22/12/2010

o natal como resistência

Abaixo seguem considerações acerca do Natal.
Não tive tempo de selecionar alguns poemas, tal como gostaria.
Por isso, tomo a liberdade de remeter o leitor para texto, poemas e imagens que postei aqui no blog em dezembro de 2008:
"então é natal..."

o natal como resistência

Os hábitos consumistas, barulhentos e presunçosos - estimulados pelas mensagens espetaculosas e de um nauseante tom comovente-humanitário da mídia - já tornaram a passsagem de Natal e Ano Novo algo tão sem graça, repetitivo e superficial que fica até chato fazer a crítica dessas efusões, patéticas em suas ilusões de comunhão, de fraternidade e de real confraternização entre pessoas.

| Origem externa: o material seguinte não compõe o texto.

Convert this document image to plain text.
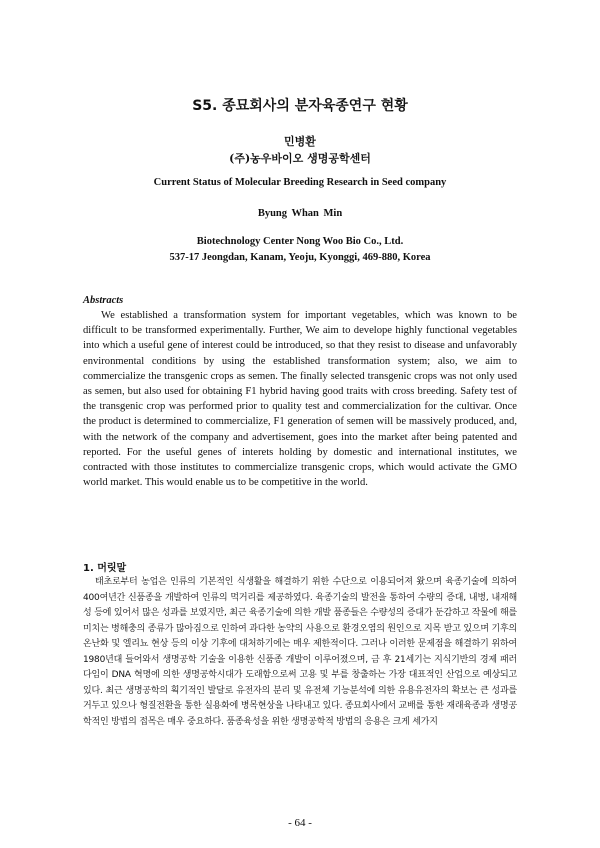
S5. 종묘회사의 분자육종연구 현황
민병환
(주)농우바이오 생명공학센터
Current Status of Molecular Breeding Research in Seed company
Byung Whan Min
Biotechnology Center Nong Woo Bio Co., Ltd.
537-17 Jeongdan, Kanam, Yeoju, Kyonggi, 469-880, Korea
Abstracts

We established a transformation system for important vegetables, which was known to be difficult to be transformed experimentally. Further, We aim to develope highly functional vegetables into which a useful gene of interest could be introduced, so that they resist to disease and unfavorably environmental conditions by using the established transformation system; also, we aim to commercialize the transgenic crops as semen. The finally selected transgenic crops was not only used as semen, but also used for obtaining F1 hybrid having good traits with cross breeding. Safety test of the transgenic crop was performed prior to quality test and commercialization for the cultivar. Once the product is determined to commercialize, F1 generation of semen will be massively produced, and, with the network of the company and advertisement, goes into the market after being patented and reported. For the useful genes of interets holding by domestic and international institutes, we contracted with those institutes to commercialize transgenic crops, which would activate the GMO world market. This would enable us to be competitive in the world.

1. 머릿말

태초로부터 농업은 인류의 기본적인 식생활을 해결하기 위한 수단으로 이용되어져 왔으며 육종기술에 의하여 400여년간 신품종을 개발하여 인류의 먹거리를 제공하였다. 육종기술의 발전을 통하여 수량의 증대, 내병, 내재해성 등에 있어서 많은 성과를 보였지만, 최근 육종기술에 의한 개발 품종들은 수량성의 증대가 둔감하고 작물에 해를 미치는 병해충의 종류가 많아짐으로 인하여 과다한 농약의 사용으로 환경오염의 원인으로 지목 받고 있으며 기후의 온난화 및 엘리뇨 현상 등의 이상 기후에 대처하기에는 매우 제한적이다. 그러나 이러한 문제점을 해결하기 위하여 1980년대 들어와서 생명공학 기술을 이용한 신품종 개발이 이루어졌으며, 금 후 21세기는 지식기반의 경제 패러다임이 DNA 혁명에 의한 생명공학시대가 도래함으로써 고용 및 부를 창출하는 가장 대표적인 산업으로 예상되고 있다. 최근 생명공학의 획기적인 발달로 유전자의 분리 및 유전체 기능분석에 의한 유용유전자의 확보는 큰 성과를 거두고 있으나 형질전환을 통한 실용화에 병목현상을 나타내고 있다. 종묘회사에서 교배를 통한 재래육종과 생명공학적인 방법의 접목은 매우 중요하다. 품종육성을 위한 생명공학적 방법의 응용은 크게 세가지

- 64 -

Mas tudo bem, não deixa de ser um momento de resistência, um momento de promessa para uma civilização futura, de fato voltada para o humano, para a vida, o planeta e para o Cosmos, e não uma humanidade rastejando apática e ilusoriamente feliz sob uma engrenagem estúpida, antihumana e burra como o é atualmente a engrenagem capitalista-ocidental.

Se não vale a pena fazer essa crítica, então que confraternizemos todos dentro de nossos estreitos e exclusivos círculos familiares, sociais e profissionais, até onde puder ser legitimamente honesto e moralmente suportável.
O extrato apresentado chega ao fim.